Within the apply, I’m making SQL Server do a more significant amount of work than outside of it. This will make more sense later on.
Outside of the apply, I’m doing a little bit of work against a few columns in the Users table, columns that would probably make good candidates for indexing.
The index that I currently have on the Comments table looks like this:
CREATE INDEX kerplop ON dbo.Comments(UserId, PostId, Score DESC) WHERE Score > 0
Anyway, the query plan for this run looks like this:
The part I want to focus on are the spills.
What you should keep in mind is that while all 4 threads spill, they all spill pretty evenly.
Thread distribution is pretty good across parallel workers. Not perfect, but hey.

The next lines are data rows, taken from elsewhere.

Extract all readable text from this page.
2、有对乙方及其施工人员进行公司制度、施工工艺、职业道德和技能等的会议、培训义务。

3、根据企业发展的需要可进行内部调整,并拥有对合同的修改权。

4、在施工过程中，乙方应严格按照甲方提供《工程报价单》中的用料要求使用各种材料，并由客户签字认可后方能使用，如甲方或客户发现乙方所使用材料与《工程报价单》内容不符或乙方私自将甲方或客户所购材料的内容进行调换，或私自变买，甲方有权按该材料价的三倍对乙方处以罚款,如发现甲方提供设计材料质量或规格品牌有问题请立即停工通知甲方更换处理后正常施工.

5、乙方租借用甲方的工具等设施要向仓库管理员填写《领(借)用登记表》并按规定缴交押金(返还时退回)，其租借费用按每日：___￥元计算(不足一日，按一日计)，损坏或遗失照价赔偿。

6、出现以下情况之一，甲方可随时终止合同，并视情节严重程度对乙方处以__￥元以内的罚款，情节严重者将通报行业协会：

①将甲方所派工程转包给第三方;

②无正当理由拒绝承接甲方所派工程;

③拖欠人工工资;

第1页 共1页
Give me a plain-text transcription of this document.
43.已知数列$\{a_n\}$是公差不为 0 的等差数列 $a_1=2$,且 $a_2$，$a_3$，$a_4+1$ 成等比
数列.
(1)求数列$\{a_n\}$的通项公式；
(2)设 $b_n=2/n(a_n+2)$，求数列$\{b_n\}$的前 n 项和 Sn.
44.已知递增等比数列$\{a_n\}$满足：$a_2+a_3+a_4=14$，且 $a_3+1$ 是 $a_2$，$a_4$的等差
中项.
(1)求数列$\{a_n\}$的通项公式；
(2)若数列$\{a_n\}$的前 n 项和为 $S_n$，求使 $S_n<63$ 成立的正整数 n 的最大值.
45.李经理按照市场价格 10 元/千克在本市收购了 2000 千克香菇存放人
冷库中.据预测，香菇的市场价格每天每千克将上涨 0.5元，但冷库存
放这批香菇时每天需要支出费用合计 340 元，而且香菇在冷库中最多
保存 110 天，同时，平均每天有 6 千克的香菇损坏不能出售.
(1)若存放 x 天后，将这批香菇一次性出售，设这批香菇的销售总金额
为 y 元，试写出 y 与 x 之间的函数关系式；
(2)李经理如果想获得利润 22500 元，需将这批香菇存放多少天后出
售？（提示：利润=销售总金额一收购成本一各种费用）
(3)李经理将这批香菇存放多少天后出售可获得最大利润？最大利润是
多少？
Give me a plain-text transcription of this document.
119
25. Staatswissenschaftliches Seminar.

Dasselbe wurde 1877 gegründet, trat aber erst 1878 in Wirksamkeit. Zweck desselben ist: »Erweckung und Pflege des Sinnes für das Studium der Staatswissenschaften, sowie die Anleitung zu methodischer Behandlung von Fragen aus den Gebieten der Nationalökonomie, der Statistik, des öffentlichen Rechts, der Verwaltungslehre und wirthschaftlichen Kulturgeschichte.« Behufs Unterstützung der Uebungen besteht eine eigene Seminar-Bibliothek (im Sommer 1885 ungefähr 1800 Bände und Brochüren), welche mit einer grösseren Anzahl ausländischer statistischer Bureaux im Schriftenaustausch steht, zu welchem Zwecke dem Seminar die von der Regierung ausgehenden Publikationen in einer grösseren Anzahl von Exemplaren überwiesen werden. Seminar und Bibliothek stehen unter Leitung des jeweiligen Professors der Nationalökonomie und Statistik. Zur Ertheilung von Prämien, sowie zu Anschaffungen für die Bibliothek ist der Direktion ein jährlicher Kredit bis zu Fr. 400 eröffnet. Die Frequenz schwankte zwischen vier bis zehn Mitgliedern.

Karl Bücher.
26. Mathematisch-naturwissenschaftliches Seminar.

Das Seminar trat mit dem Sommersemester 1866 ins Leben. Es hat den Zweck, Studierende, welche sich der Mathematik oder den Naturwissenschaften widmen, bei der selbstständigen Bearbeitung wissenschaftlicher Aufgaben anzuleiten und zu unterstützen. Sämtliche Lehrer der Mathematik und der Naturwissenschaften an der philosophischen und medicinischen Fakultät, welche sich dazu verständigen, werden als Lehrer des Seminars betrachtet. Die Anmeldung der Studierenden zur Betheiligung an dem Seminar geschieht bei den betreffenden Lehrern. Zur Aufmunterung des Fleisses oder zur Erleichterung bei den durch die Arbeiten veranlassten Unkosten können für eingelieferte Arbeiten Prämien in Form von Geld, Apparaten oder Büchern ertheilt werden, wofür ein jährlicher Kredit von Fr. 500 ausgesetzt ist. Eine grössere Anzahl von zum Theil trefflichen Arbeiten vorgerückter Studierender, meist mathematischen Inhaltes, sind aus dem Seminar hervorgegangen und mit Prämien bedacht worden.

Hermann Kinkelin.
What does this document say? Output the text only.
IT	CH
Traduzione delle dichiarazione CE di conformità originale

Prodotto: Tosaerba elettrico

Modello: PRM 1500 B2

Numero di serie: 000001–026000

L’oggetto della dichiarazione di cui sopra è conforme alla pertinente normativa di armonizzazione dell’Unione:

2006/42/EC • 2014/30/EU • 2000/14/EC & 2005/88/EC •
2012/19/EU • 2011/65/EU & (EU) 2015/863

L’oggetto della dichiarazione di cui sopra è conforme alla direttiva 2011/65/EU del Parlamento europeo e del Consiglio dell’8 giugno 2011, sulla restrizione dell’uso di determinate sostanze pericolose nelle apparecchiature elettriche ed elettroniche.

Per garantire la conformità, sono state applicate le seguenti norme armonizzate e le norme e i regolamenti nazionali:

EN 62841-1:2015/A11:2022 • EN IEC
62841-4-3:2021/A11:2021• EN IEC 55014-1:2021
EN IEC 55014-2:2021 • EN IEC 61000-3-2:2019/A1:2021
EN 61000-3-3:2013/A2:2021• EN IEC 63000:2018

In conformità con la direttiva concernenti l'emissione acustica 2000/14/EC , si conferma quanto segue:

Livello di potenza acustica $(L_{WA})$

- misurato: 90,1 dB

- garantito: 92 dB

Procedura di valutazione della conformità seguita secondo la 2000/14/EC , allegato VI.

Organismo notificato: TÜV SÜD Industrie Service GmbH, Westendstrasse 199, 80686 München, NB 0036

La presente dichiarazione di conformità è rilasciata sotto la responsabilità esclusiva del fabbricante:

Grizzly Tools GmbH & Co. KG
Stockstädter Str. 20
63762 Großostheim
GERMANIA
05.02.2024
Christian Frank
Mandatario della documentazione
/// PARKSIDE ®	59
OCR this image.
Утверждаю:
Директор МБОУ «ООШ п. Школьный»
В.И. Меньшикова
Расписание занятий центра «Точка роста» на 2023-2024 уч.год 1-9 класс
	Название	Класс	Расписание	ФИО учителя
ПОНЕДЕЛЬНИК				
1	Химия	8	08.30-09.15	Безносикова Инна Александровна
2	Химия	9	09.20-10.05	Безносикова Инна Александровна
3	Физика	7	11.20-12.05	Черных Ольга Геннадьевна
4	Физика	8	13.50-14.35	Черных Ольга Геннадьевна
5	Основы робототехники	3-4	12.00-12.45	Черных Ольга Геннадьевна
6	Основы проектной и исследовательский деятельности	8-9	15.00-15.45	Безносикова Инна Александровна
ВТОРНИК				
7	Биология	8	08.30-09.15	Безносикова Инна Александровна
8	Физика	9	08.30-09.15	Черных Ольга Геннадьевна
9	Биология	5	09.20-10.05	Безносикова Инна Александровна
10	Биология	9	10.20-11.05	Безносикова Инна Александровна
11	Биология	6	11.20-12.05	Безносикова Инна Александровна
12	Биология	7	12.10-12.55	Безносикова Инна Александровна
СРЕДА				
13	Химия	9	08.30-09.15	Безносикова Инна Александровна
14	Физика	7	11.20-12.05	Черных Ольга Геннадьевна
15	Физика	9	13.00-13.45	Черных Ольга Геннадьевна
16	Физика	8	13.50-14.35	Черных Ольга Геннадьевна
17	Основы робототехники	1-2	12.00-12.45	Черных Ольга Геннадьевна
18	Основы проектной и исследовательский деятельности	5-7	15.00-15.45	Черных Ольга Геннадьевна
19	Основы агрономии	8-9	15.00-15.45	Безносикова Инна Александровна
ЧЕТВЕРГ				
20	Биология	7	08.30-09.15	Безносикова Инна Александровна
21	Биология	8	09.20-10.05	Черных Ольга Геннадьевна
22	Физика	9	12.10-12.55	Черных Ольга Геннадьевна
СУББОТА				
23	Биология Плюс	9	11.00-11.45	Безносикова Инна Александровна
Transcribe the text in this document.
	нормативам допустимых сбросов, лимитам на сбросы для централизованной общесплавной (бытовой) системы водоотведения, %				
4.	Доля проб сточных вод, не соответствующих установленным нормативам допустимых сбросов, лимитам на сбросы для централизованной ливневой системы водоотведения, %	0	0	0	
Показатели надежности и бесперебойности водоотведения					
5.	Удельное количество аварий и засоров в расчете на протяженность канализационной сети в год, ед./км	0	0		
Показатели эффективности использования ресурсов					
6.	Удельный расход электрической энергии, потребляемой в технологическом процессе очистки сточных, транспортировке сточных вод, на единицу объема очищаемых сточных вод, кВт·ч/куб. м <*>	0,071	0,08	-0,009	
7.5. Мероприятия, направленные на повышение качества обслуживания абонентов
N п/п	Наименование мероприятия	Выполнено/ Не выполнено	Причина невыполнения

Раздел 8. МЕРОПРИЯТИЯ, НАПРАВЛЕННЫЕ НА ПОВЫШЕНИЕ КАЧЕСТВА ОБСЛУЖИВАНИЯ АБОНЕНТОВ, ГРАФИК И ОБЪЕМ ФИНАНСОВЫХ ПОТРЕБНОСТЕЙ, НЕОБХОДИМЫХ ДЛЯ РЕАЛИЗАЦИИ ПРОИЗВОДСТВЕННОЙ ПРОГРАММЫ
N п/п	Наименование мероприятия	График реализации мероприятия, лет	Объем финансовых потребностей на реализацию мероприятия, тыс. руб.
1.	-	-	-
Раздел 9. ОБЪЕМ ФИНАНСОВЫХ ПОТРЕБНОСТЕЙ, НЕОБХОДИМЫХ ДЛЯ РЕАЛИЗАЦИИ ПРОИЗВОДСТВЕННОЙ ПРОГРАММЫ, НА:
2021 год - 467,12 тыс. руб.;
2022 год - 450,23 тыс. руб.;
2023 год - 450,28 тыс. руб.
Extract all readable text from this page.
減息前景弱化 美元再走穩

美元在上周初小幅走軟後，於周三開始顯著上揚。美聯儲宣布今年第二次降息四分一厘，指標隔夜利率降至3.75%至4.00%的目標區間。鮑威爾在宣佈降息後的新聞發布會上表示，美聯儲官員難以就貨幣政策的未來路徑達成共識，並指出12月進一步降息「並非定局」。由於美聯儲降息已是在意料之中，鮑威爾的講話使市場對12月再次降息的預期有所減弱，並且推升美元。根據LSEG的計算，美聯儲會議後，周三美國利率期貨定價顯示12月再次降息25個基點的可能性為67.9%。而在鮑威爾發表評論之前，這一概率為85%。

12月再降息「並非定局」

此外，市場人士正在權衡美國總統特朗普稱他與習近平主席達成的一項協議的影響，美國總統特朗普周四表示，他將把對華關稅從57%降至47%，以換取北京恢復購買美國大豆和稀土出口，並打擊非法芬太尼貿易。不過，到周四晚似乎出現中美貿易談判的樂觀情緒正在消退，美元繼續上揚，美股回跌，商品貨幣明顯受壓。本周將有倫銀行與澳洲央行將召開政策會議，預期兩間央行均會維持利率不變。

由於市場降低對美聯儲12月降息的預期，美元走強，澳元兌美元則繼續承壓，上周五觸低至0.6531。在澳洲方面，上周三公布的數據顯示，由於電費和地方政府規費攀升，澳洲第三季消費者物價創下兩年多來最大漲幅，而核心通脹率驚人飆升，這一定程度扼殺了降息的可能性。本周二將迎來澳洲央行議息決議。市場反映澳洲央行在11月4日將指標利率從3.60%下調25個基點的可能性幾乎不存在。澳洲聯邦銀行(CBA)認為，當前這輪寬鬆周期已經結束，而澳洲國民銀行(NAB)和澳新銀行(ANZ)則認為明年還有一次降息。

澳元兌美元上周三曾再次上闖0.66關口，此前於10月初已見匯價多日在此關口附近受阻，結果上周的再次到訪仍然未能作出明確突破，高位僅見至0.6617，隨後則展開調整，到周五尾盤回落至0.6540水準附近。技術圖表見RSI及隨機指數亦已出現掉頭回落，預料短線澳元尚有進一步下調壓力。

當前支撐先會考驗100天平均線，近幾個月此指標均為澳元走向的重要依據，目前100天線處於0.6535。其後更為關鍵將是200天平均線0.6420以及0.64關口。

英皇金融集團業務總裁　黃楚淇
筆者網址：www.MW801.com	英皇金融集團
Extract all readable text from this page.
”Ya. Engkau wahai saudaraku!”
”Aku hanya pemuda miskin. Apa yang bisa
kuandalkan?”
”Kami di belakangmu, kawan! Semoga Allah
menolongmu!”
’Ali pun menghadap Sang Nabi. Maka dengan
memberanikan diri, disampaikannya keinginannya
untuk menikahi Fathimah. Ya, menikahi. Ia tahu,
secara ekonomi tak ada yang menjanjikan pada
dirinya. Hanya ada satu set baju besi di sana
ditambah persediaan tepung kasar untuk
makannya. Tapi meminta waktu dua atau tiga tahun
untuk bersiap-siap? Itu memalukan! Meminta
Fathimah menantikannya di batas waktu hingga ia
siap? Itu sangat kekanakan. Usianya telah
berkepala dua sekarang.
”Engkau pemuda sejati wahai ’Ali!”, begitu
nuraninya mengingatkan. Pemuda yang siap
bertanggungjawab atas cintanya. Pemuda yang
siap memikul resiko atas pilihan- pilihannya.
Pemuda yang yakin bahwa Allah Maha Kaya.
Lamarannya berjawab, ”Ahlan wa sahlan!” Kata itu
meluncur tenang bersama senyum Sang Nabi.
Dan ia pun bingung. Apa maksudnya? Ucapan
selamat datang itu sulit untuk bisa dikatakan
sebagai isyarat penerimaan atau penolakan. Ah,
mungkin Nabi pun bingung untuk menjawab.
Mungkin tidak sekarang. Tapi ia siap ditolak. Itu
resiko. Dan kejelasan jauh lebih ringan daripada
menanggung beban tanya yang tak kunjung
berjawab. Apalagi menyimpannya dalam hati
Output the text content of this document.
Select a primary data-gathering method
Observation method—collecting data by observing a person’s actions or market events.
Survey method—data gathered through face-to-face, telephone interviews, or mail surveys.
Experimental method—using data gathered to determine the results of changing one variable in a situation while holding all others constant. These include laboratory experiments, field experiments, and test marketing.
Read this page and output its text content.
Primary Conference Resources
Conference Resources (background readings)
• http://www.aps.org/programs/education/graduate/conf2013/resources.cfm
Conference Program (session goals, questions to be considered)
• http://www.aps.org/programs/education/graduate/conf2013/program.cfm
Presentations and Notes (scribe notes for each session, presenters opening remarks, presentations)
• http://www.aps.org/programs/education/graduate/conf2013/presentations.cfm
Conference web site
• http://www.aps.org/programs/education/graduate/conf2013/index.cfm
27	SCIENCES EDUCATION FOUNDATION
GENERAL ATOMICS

If you want perfect, go be disappointed in what you get for $47k per .75 cores of Oracle Enterprise Edition.
Query The Second
Knowing what we know about stuff, we may wanna add this index:
CREATE UNIQUE INDEX hey_scully ON dbo.Users (Id, Reputation DESC) INCLUDE(DisplayName);
But when we do, performance gets much worse.
Zooming back in on the Sorts…
Each spill was about ~2x as bad, because thread distribution got much worse.
Poor thread 4 got stuck with ~534k rows. The problem here is that each thread in a parallel plan gets an even cut of the memory grant. That doesn’t rebalance if parallelism is skewed. Threads may rebalance if a Redistribute Streams operator appears, but we don’t have one of those here. We will sometimes get one on the outer side of nested loops joins, if the optimizer decides it’s needed.
But since we don’t, things get all screwy.
Thread 2, which had only 63k rows assigned to it didn’t use the full amount of memory it got, though it still apparently spilled. Same with thread 3, but to a lesser extent (get it?).
But why did this happen when we added an index?
Reading the plan from right to left, top to bottom, we start with a scan of the Users table. This is when something called the parallel page supplier kicks in and starts handing out rows as threads ask for them. Its job is to make sure that parallel workers get rows when they ask for them, and that different threads don’t get the same rows. To do that, it uses key ranges from the statistics histogram.
It makes for a rather dull screenshot, but both histograms are identical for the clustered and nonclustered indexes in this demo. It’s not a statistical issue.
Nor are indexes fragmented, so, like, don’t get me started.
According to my Dear Friend, the parallel page supplier aims for 64k chunks. The smaller index just happens to end up with a more unfortunate key range distribution across its fewer pages.
What About A Different Index?
Let’s switch our indexes up and add this one:
CREATE UNIQUE INDEX spooky_mulder ON dbo.Users (Reputation DESC, Id) INCLUDE(DisplayName);
The plan no longer goes parallel, and it runs for about 4 seconds.
We’re doing the same amount of work on the inner side of the nested loops join. The only part of the plan that changed is on the outer side.
This is more of an aside than anything, but in parallel nested loops plans, the optimizer only considers if parallelism will reduce the cost of the outer side of the join.
The plan changing to use a cheaper seek with no need to sort data means the outer side is rather cheap to execute, but the inner side is just as expensive.
The DOP 1 plan is only slightly cheaper, here. You may expect a plan that “costs” this much to go parallel, but alas, it was not meant to be.
Thanks for reading!